The University of Tulsa and the McFarlin Library’s Department of Special Collections and University Archives would like to announce the acquisition of a new edition of James Joyce’s short story “The Dead.” “The Dead” is the final short story in Joyce’s 1914 collection Dubliners. This particular edition, published by Stoney Road Press, is illustrated by Detroit graphic artist Robert Berry, and has an introduction by Irish Independent Senator David Norris.

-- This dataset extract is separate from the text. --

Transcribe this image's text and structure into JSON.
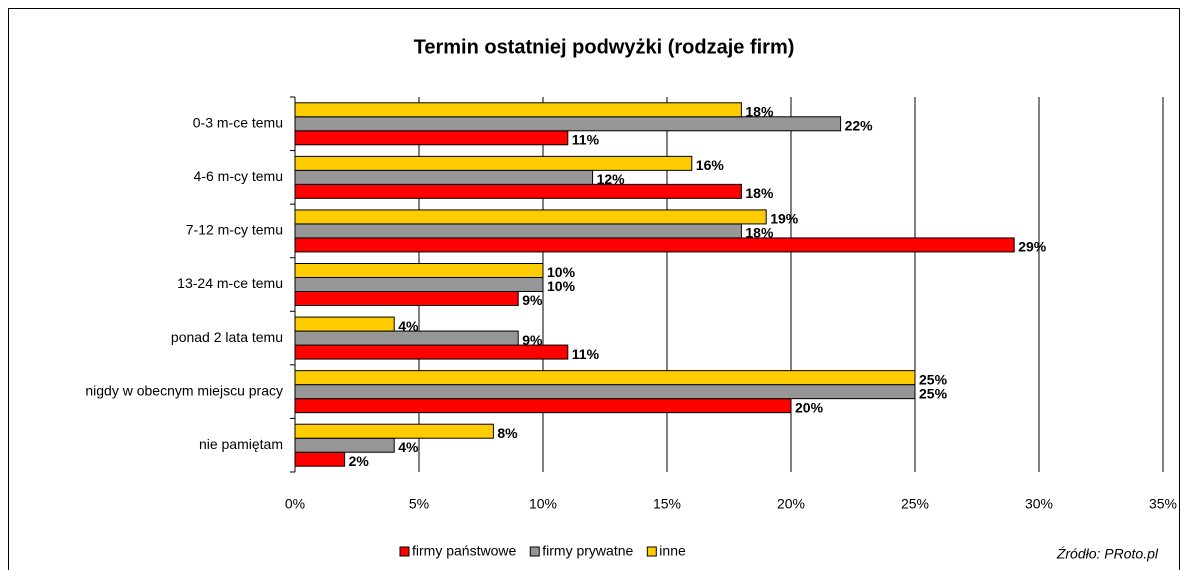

“The Dead” is the longest story in the collection and, at 15,672 words it has also been considered a novella by a number of critics. It was adapted as a one act play of the same name by Hugh Leonard in 1967. “The Dead” was made into an eponymous film in 1987, directed by John Huston. In 1999 it was adapted into a musical by Richard Nelson and Shaun Davey, originally starring Christopher Walken. With the benefit of Berry’s illustrations, this edition captures the essence of Joyce’s modernist experiment and adds a visual component to a masterpiece, creating a new kind of aesthetic experience for Joyce enthusiasts.

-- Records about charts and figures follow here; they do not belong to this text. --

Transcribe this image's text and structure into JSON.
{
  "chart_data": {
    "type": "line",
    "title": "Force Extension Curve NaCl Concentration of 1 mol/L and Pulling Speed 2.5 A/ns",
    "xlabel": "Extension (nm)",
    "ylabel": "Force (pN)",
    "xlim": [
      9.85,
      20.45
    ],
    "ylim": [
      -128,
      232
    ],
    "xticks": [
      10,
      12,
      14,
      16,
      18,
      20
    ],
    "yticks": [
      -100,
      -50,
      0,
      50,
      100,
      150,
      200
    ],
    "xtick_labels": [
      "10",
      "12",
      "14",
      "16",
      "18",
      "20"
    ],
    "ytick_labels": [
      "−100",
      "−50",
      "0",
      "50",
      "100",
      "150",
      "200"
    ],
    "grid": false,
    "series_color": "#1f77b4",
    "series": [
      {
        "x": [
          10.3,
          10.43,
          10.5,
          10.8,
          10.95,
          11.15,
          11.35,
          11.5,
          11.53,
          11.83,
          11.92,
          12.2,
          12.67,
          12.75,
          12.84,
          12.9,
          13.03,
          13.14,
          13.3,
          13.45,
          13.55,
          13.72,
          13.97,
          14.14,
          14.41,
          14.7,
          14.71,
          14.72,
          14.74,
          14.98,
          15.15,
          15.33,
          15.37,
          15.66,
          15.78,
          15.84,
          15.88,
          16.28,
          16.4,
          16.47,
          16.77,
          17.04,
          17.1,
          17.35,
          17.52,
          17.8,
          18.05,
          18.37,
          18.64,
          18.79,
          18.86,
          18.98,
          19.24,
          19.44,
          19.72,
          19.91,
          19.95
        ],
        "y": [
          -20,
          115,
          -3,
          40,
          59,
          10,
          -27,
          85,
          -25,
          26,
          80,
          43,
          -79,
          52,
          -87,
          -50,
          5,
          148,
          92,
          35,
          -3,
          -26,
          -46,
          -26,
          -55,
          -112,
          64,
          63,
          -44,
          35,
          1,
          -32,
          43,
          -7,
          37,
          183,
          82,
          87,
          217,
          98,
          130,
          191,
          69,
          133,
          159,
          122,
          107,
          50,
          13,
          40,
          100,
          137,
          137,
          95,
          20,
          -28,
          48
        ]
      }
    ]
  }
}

“The Dead” by James Joyce and illustrated by Robert Berry
The story revolves around the character of Gabriel Conroy on the night of the Morkan sisters’ annual dance and dinner in the first week of January 1904, perhaps the Feast of the Epiphany (January 6). Typical of the stories in Dubliners, “The Dead” develops towards the moment of painful self-awareness Joyce described as an epiphany, and explores the themes of routine, escape and the intersections of life and death. The narrative generally concentrates on Gabriel’s insecurities, his social awkwardness, and the defensive way he copes with his discomfort, culminating in Gabriel’s discovery that, through years of marriage, there was much he never knew of his wife’s past.
It should be noted that this is not Robert Berry’s first foray into the works of James Joyce. He is already well-known by Joyce scholars as the creator of the Ulysses “Seen” project, a digital comics adaptation of James Joyce’s Ulysses that serves as a gateway to comprehension, exploration, and explication of the great novel. Using a patent-pending digital screen structure, the comic provides an organizing principle for other kinds of content (including and especially various learning resources) by layering that content behind each page of the comic. The Ulysses “Seen” project has attracted the attention of the academic, technology, and popular culture communities.
The staff McFarlin Library’s Department of Special Collections and University Archives is proud to hold this new addition to James Joyce’s scholarship. This book is an example of how Joyce’s work remains relevant after more than a century. Our staff would like to extend an invitation to our students, faculty and general community to come and take a look to this new addition.